In my process of cleaning an image with 235 channels for my thesis, I was thinking about how I feel about all of it. I’m not particularly talented with image processing and reducing the noise in the images, honestly. My advisor was surprised at what I didn’t observe in cleaning the image (a few of the images I thought were acceptable were not).

I don’t think I’m a fabulously talented physics person, nor do I believe I’m an astrophysics goddess, but I was kind of thrown since I thought I was doing okay for someone who had started about a month and a half ago really do something with this imaging (and it isn’t daily). I’m not happy with my progress, as I think I’ve mentioned at other times.

I’ve been beating myself up over this during the weekend. Being of both temperaments (as well as tendency to be dramatic at times), I’ve been wondering if I’m cut out for this. I have these moments in dance as well. The moments where you can’t execute something simple or something everyone in your class but you can. You feel bad, you question whether if all your best efforts are in vain, and so on.

While processing this image, I kept thinking about it. My research isn’t even in a field I plan on pursuing! Then I remembered one of the most important pieces of advice to my life: always keep in mind why you’re there. I don’t remember the exact phrasing, and I know I always change the wording when I state it, but the sentiment is to remember why it is you do what you do. My Bharatanatyam teacher Carla told this to me, and I have carried that in my mind since.

With dance, off the top of my head, I can think of several things I have struggled with. A shuffle in Indian dance (just softly kicking your leg while striking the heel on the floor) was hard. Tribhangi turns were difficult. Upward vertical figure 8s (called taqsims sometimes) were difficult. The hip drops with release were difficult for me not to look bad. And generally speaking with Middle Eastern dance, I’ve had to come to terms that I’m a small girl. I’m short and thin. Belly rolls will never be huge and soft on me. I can’t take huge steps and expect to look remotely graceful. Remembering a turn’s direction is difficult, since it’s different than in Indian dance. I’m a forward turner through Indian dance. By that, I mean my non-weight bearing leg/side goes towards the audience; belly dancers tend to turn backwards.

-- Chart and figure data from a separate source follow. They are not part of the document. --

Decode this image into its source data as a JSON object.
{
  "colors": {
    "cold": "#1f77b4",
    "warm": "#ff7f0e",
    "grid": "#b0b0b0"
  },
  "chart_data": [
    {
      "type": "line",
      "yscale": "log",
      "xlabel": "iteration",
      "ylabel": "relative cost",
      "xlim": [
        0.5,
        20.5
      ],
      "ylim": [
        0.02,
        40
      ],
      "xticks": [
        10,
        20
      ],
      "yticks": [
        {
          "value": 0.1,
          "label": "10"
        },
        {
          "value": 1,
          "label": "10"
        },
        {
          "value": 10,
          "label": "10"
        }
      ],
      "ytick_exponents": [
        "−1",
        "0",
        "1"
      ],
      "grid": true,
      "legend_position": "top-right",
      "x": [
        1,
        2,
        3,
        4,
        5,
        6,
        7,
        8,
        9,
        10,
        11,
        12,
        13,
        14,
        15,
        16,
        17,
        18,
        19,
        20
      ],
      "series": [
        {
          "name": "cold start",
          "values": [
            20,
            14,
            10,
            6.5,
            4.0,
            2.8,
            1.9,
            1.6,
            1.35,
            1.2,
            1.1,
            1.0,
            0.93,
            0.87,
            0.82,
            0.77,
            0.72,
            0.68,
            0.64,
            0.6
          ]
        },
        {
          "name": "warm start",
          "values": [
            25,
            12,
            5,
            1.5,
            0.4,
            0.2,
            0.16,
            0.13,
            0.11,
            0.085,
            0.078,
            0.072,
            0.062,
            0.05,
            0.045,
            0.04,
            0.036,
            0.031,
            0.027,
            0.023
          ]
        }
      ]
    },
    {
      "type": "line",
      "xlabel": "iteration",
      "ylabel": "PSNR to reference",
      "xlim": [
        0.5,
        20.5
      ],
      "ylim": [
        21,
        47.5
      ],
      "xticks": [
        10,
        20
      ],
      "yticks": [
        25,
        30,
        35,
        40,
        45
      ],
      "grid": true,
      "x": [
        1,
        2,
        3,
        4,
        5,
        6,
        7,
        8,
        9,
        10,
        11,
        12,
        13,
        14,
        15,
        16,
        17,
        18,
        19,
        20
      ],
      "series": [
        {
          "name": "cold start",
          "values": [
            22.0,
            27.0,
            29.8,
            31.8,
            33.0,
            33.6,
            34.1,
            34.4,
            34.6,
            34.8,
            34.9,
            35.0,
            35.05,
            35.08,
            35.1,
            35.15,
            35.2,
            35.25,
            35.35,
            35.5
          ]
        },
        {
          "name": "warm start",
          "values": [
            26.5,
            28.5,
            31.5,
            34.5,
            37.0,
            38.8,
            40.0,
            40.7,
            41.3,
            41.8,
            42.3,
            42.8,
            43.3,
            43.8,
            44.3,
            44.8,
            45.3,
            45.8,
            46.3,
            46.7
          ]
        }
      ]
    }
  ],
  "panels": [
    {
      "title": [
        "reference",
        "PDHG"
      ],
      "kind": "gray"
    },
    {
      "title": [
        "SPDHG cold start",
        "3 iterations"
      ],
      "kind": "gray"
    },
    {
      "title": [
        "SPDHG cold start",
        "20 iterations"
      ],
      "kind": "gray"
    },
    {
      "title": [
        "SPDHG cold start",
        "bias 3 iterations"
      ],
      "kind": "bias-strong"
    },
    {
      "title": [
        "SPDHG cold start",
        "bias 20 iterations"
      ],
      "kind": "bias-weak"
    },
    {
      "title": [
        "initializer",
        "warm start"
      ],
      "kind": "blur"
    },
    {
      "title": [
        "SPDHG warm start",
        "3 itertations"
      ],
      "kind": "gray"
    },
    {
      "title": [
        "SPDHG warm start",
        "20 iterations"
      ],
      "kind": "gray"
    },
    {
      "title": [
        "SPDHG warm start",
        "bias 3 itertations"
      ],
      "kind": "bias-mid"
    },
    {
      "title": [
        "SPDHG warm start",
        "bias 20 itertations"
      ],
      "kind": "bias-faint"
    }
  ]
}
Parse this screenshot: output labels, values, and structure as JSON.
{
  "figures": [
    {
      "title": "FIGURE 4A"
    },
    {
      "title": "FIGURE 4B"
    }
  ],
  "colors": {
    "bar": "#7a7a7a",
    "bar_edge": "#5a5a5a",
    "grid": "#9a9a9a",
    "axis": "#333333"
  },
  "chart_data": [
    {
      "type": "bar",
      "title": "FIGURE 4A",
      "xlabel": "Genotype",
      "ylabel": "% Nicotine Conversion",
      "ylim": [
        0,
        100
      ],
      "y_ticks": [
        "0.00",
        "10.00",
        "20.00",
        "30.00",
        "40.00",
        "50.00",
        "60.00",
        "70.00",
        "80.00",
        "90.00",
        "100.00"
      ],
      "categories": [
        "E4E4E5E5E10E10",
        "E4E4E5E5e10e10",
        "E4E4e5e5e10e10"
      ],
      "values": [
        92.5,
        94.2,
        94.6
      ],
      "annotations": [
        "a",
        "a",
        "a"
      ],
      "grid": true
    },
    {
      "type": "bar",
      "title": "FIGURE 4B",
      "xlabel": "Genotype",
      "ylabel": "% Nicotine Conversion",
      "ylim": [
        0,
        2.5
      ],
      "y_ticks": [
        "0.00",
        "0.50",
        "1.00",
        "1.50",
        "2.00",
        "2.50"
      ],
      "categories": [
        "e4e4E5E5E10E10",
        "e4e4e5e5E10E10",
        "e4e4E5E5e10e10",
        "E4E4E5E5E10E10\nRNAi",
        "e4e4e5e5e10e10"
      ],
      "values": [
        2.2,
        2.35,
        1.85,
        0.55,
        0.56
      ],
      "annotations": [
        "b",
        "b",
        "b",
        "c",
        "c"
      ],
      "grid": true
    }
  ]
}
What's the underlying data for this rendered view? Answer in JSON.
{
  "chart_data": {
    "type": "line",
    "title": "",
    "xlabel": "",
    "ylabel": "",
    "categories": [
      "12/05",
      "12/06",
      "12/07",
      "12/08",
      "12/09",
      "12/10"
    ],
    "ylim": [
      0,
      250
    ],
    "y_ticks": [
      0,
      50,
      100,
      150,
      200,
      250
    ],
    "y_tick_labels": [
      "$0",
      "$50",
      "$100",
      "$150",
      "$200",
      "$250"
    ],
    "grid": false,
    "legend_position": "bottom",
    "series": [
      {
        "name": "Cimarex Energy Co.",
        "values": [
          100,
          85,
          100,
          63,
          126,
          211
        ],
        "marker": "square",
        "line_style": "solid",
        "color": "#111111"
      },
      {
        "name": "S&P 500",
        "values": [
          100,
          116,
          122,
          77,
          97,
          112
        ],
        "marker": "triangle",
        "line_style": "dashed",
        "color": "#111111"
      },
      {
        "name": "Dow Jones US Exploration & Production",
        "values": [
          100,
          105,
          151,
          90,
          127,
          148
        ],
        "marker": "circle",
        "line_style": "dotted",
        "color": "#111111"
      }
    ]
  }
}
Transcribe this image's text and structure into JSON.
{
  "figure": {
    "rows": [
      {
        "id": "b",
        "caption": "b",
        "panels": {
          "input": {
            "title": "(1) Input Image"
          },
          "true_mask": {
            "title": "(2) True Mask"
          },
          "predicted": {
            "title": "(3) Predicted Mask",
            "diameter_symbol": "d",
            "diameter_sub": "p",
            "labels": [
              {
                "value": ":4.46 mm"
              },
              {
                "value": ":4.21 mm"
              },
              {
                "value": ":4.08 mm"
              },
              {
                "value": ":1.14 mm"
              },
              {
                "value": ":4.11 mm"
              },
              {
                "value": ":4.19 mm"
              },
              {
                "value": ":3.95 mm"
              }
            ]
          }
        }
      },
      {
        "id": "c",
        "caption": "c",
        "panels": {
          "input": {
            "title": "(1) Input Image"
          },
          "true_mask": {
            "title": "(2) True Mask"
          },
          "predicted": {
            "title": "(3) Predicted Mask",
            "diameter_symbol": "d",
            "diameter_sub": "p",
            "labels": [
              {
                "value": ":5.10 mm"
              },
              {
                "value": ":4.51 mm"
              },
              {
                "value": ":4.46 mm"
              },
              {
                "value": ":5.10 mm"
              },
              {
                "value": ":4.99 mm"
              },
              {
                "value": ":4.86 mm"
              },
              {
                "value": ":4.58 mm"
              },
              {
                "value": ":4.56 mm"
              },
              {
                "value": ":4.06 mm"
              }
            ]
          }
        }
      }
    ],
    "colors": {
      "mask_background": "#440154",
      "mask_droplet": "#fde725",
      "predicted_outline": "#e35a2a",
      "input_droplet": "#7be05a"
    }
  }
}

However, I stuck with dance, because I kept the big picture in mind: I wanted to be a better dancer. Instead of getting caught up on how I wasn’t getting it and other negativity that can fester, I changed my mind’s focus

So for my thesis, I have decided to focus on why I originally picked this advisor/project: because I wanted to be more well-rounded in physics. Because I wanted a challenge. Because I wanted someone who wouldn’t let me get away with bsing it and demand of me quality work. Because I wanted to prove to myself that I can succeed in physics.

I know I’m not the best person at astrophysics and image processing, but I can be better, and I know I can pull this off and succeed.